When starting a business venture, owners of a closely held business entity (i.e., shareholders, partners, members, etc.) do not usually think about what will need to occur when dissolving the business, or when one owner decides (or is forced) to step away from the business.
But if not properly planned for, sudden changes like these may put the business at risk or threaten the value of the owners’ interests in the entity. As you think about planning for inevitable changes in ownership, here are some things to keep in mind.

Control Your Emotions
Many small-business owners find the thought of no longer owning, operating, or being a part of their business hard to comprehend. Requiring an inordinate amount of time, commitment, and personal attention, a small business can envelop the identity of its owners, and thinking about losing that identity can be difficult.
Sometimes, when owners work closely together on their business, grievances or complaints can arise, making it even more difficult to think about fairly splitting up their interest in the business. Nonetheless, it’s important to put these emotions aside so that you and your co-owners can be clear about what each of you expect if you were to leave, involuntarily or not.

Start a Discussion Now
The dissolution of a business can be a potentially emotional time, which is a good reason to have this discussion now. Another good reason is that an owner could become disabled or otherwise unable to continue work at any time. Making these decisions when there is no crisis, and there are no immediate consequences to each choice, allows the parties to look at the business — and its operation, management, assets, and liabilities — dispassionately.
This will make it easier for each owner to evaluate and discuss his or her needs, or to agree on the value of (or method of valuing) business assets, in case their situation changes and dissolution becomes necessary.

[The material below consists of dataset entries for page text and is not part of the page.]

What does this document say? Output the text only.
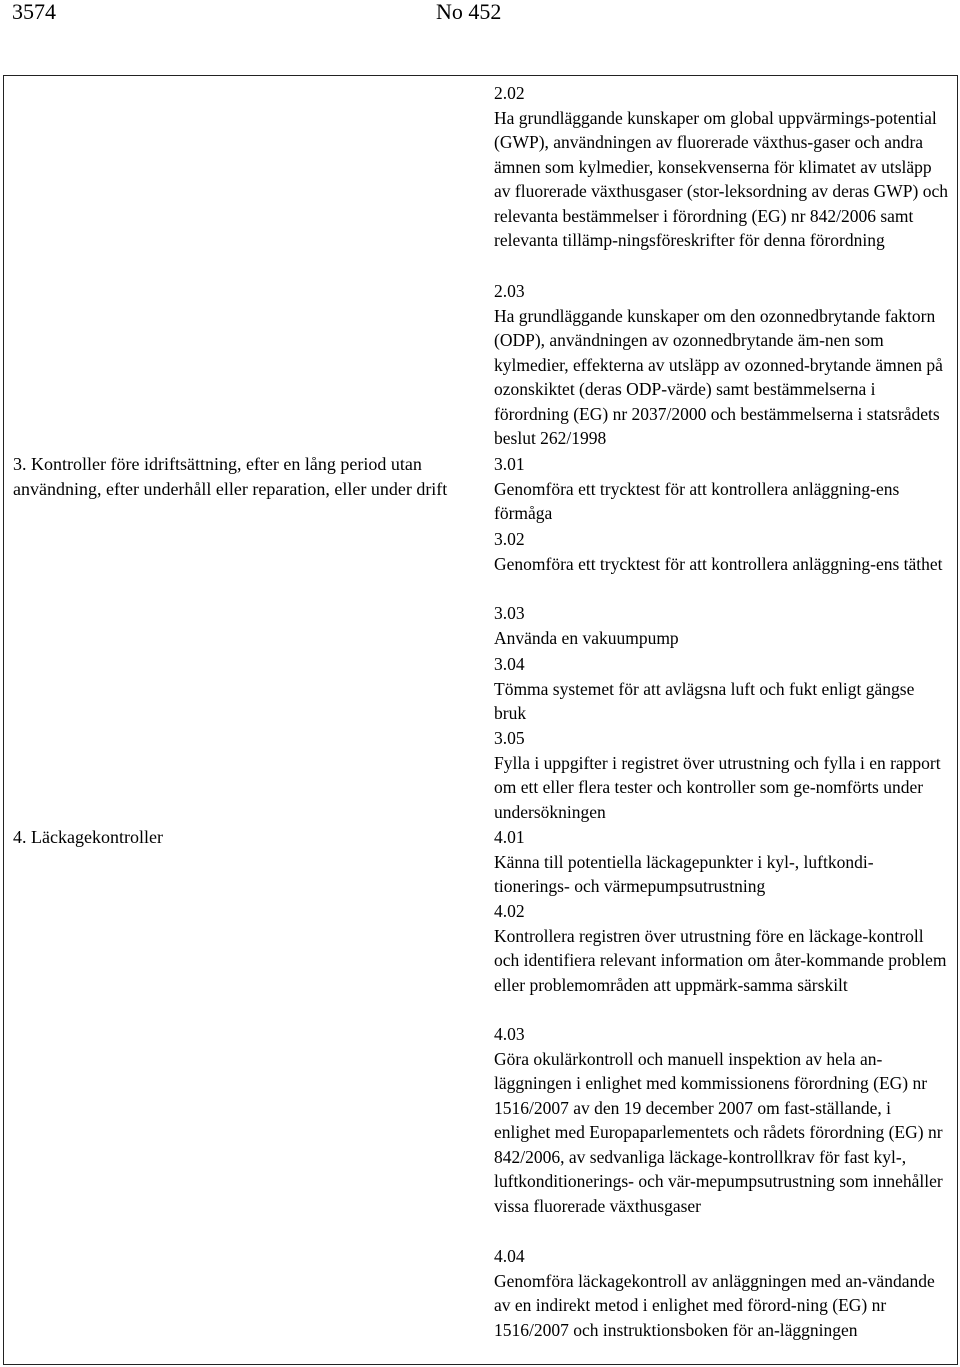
3574	No 452
3. Kontroller före idriftsättning, efter en lång period utan användning, efter underhåll eller reparation, eller under drift
4. Läckagekontroller
2.02
Ha grundläggande kunskaper om global uppvärmings-potential (GWP), användningen av fluorerade växthus-gaser och andra ämnen som kylmedier, konsekvenserna för klimatet av utsläpp av fluorerade växthusgaser (stor-leksordning av deras GWP) och relevanta bestämmelser i förordning (EG) nr 842/2006 samt relevanta tillämp-ningsföreskrifter för denna förordning
2.03
Ha grundläggande kunskaper om den ozonnedbrytande faktorn (ODP), användningen av ozonnedbrytande äm-nen som kylmedier, effekterna av utsläpp av ozonned-brytande ämnen på ozonskiktet (deras ODP-värde) samt bestämmelserna i förordning (EG) nr 2037/2000 och bestämmelserna i statsrådets beslut 262/1998
3.01
Genomföra ett trycktest för att kontrollera anläggning-ens förmåga
3.02
Genomföra ett trycktest för att kontrollera anläggning-ens täthet
3.03
Använda en vakuumpump
3.04
Tömma systemet för att avlägsna luft och fukt enligt gängse bruk
3.05
Fylla i uppgifter i registret över utrustning och fylla i en rapport om ett eller flera tester och kontroller som ge-nomförts under undersökningen
4.01
Känna till potentiella läckagepunkter i kyl-, luftkondi-tionerings- och värmepumpsutrustning
4.02
Kontrollera registren över utrustning före en läckage-kontroll och identifiera relevant information om åter-kommande problem eller problemområden att uppmärk-samma särskilt
4.03
Göra okulärkontroll och manuell inspektion av hela an-läggningen i enlighet med kommissionens förordning (EG) nr 1516/2007 av den 19 december 2007 om fast-ställande, i enlighet med Europaparlementets och rådets förordning (EG) nr 842/2006, av sedvanliga läckage-kontrollkrav för fast kyl-, luftkonditionerings- och vär-mepumpsutrustning som innehåller vissa fluorerade växthusgaser
4.04
Genomföra läckagekontroll av anläggningen med an-vändande av en indirekt metod i enlighet med förord-ning (EG) nr 1516/2007 och instruktionsboken för an-läggningen
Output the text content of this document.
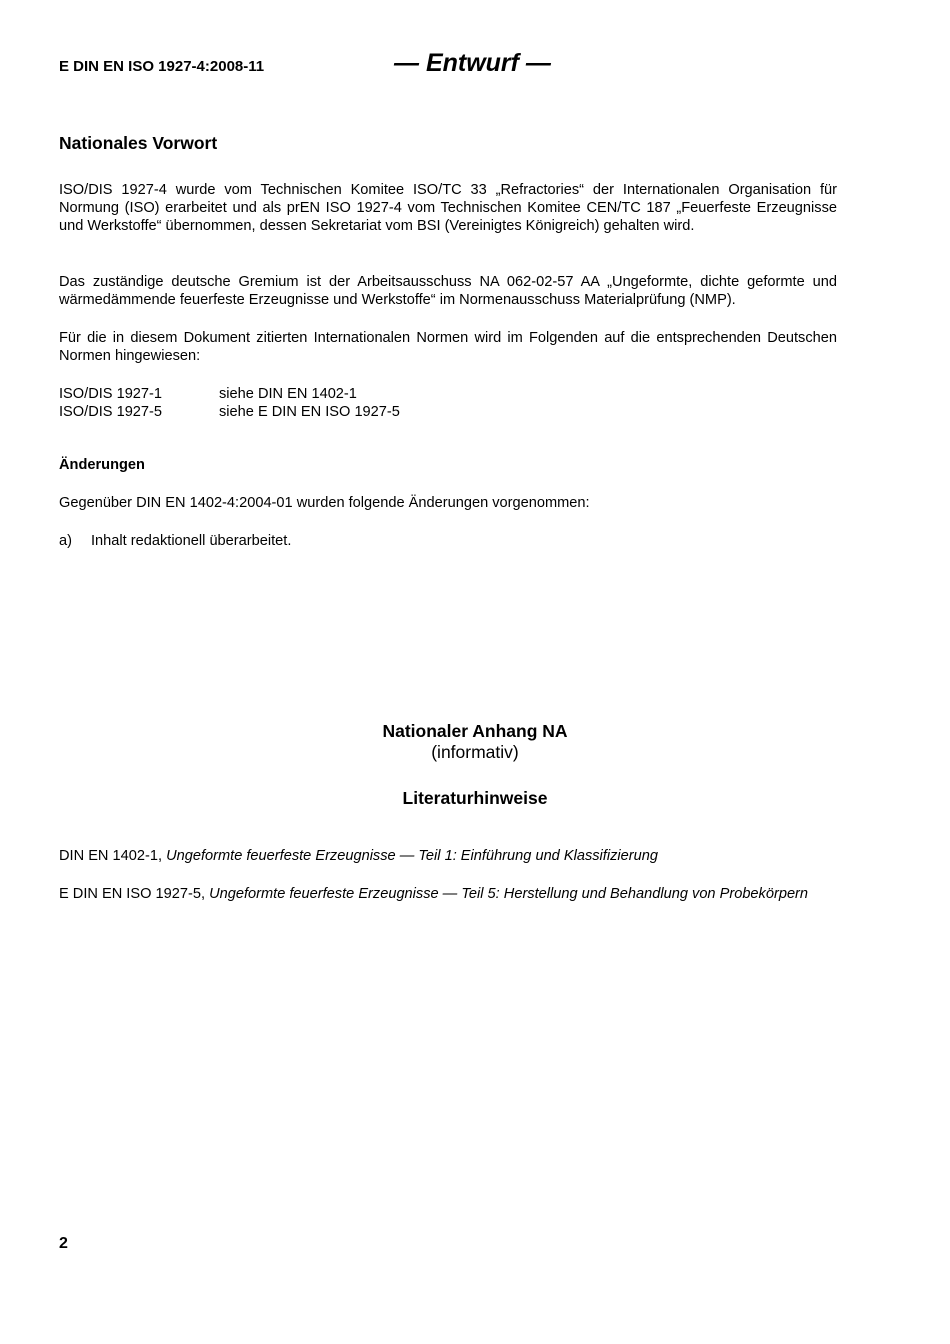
E DIN EN ISO 1927-4:2008-11	— Entwurf —
Nationales Vorwort

ISO/DIS 1927-4 wurde vom Technischen Komitee ISO/TC 33 „Refractories“ der Internationalen Organisation für Normung (ISO) erarbeitet und als prEN ISO 1927-4 vom Technischen Komitee CEN/TC 187 „Feuerfeste Erzeugnisse und Werkstoffe“ übernommen, dessen Sekretariat vom BSI (Vereinigtes Königreich) gehalten wird.

Das zuständige deutsche Gremium ist der Arbeitsausschuss NA 062-02-57 AA „Ungeformte, dichte geformte und wärmedämmende feuerfeste Erzeugnisse und Werkstoffe“ im Normenausschuss Materialprüfung (NMP).

Für die in diesem Dokument zitierten Internationalen Normen wird im Folgenden auf die entsprechenden Deutschen Normen hingewiesen:

ISO/DIS 1927-1	siehe DIN EN 1402-1
ISO/DIS 1927-5	siehe E DIN EN ISO 1927-5
Änderungen

Gegenüber DIN EN 1402-4:2004-01 wurden folgende Änderungen vorgenommen:

a)	Inhalt redaktionell überarbeitet.
Nationaler Anhang NA
(informativ)
Literaturhinweise

DIN EN 1402-1, Ungeformte feuerfeste Erzeugnisse — Teil 1: Einführung und Klassifizierung

E DIN EN ISO 1927-5, Ungeformte feuerfeste Erzeugnisse — Teil 5: Herstellung und Behandlung von Probekörpern

2
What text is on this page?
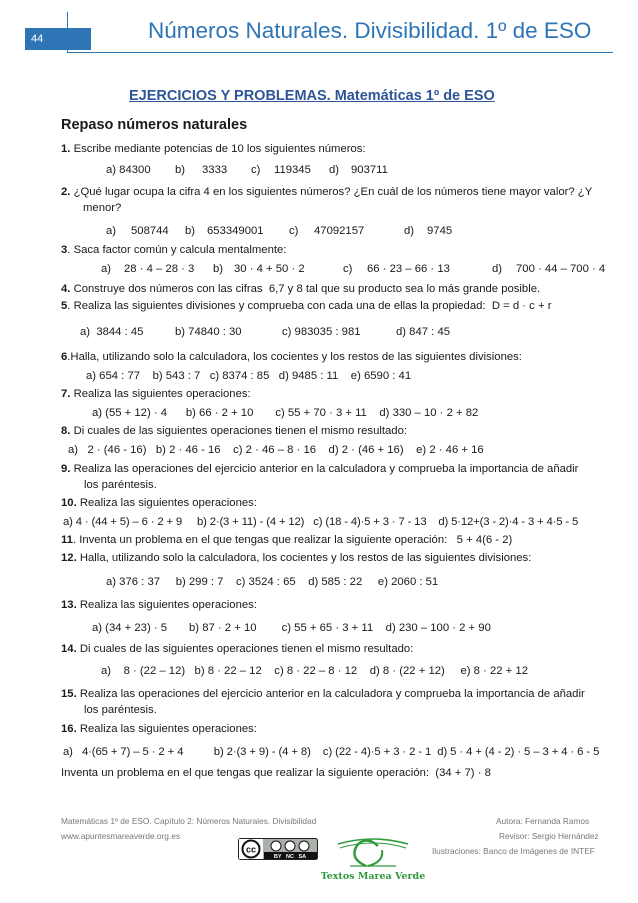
44	Números Naturales. Divisibilidad. 1º de ESO
EJERCICIOS Y PROBLEMAS. Matemáticas 1º de ESO
Repaso números naturales
1. Escribe mediante potencias de 10 los siguientes números:
a) 84300 b) 3333 c) 119345 d) 903711
2. ¿Qué lugar ocupa la cifra 4 en los siguientes números? ¿En cuál de los números tiene mayor valor? ¿Y
menor?
a) 508744 b) 653349001 c) 47092157	d) 9745
3. Saca factor común y calcula mentalmente:
a) 28 · 4 – 28 · 3 b) 30 · 4 + 50 · 2	c) 66 · 23 – 66 · 13	d) 700 · 44 – 700 · 4
4. Construye dos números con las cifras  6,7 y 8 tal que su producto sea lo más grande posible.
5. Realiza las siguientes divisiones y comprueba con cada una de ellas la propiedad:  D = d · c + r
a)  3844 : 45	b) 74840 : 30	c) 983035 : 981	d) 847 : 45
6.Halla, utilizando solo la calculadora, los cocientes y los restos de las siguientes divisiones:
a) 654 : 77    b) 543 : 7   c) 8374 : 85   d) 9485 : 11    e) 6590 : 41
7. Realiza las siguientes operaciones:
a) (55 + 12) · 4      b) 66 · 2 + 10       c) 55 + 70 · 3 + 11    d) 330 – 10 · 2 + 82
8. Di cuales de las siguientes operaciones tienen el mismo resultado:
a)   2 · (46 - 16)   b) 2 · 46 - 16    c) 2 · 46 – 8 · 16    d) 2 · (46 + 16)    e) 2 · 46 + 16
9. Realiza las operaciones del ejercicio anterior en la calculadora y comprueba la importancia de añadir
los paréntesis.
10. Realiza las siguientes operaciones:
a) 4 · (44 + 5) – 6 · 2 + 9     b) 2·(3 + 11) - (4 + 12)   c) (18 - 4)·5 + 3 · 7 - 13    d) 5·12+(3 - 2)·4 - 3 + 4·5 - 5
11. Inventa un problema en el que tengas que realizar la siguiente operación:   5 + 4(6 - 2)
12. Halla, utilizando solo la calculadora, los cocientes y los restos de las siguientes divisiones:
a) 376 : 37     b) 299 : 7    c) 3524 : 65    d) 585 : 22     e) 2060 : 51
13. Realiza las siguientes operaciones:
a) (34 + 23) · 5       b) 87 · 2 + 10        c) 55 + 65 · 3 + 11    d) 230 – 100 · 2 + 90
14. Di cuales de las siguientes operaciones tienen el mismo resultado:
a)    8 · (22 – 12)   b) 8 · 22 – 12    c) 8 · 22 – 8 · 12    d) 8 · (22 + 12)     e) 8 · 22 + 12
15. Realiza las operaciones del ejercicio anterior en la calculadora y comprueba la importancia de añadir
los paréntesis.
16. Realiza las siguientes operaciones:
a)   4·(65 + 7) – 5 · 2 + 4          b) 2·(3 + 9) - (4 + 8)    c) (22 - 4)·5 + 3 · 2 - 1  d) 5 · 4 + (4 - 2) · 5 – 3 + 4 · 6 - 5
Inventa un problema en el que tengas que realizar la siguiente operación:  (34 + 7) · 8
Matemáticas 1º de ESO. Capítulo 2: Números Naturales. Divisibilidad
www.apuntesmareaverde.org.es
Autora: Fernanda Ramos
Revisor: Sergio Hernández
Ilustraciones: Banco de Imágenes de INTEF
cc
BY   NC   SA
Textos Marea Verde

Discuss Your Plan with Advisors
After you have an initial discussion with your co-owners, contact your business advisors, including your accountant, insurance agent, and attorney, so they can help you find the most effective way to reach your goals.
You may need to determine the valuation of business assets, put in place insurance or disability policies to help fund the planned actions, or draft buy-back or buy-sell agreements to ensure that the business interest can be transferred with a minimum of disturbance.

Put Your Agreement Into Writing
Once you have settled on a plan for dissolution, have it written up by your attorney and incorporated within your business records. This will ensure that the plan is accessible and clear whenever it may be needed. Intend to review the plan every three to five years to ensure that it continues to reflect the needs of the business and each owner.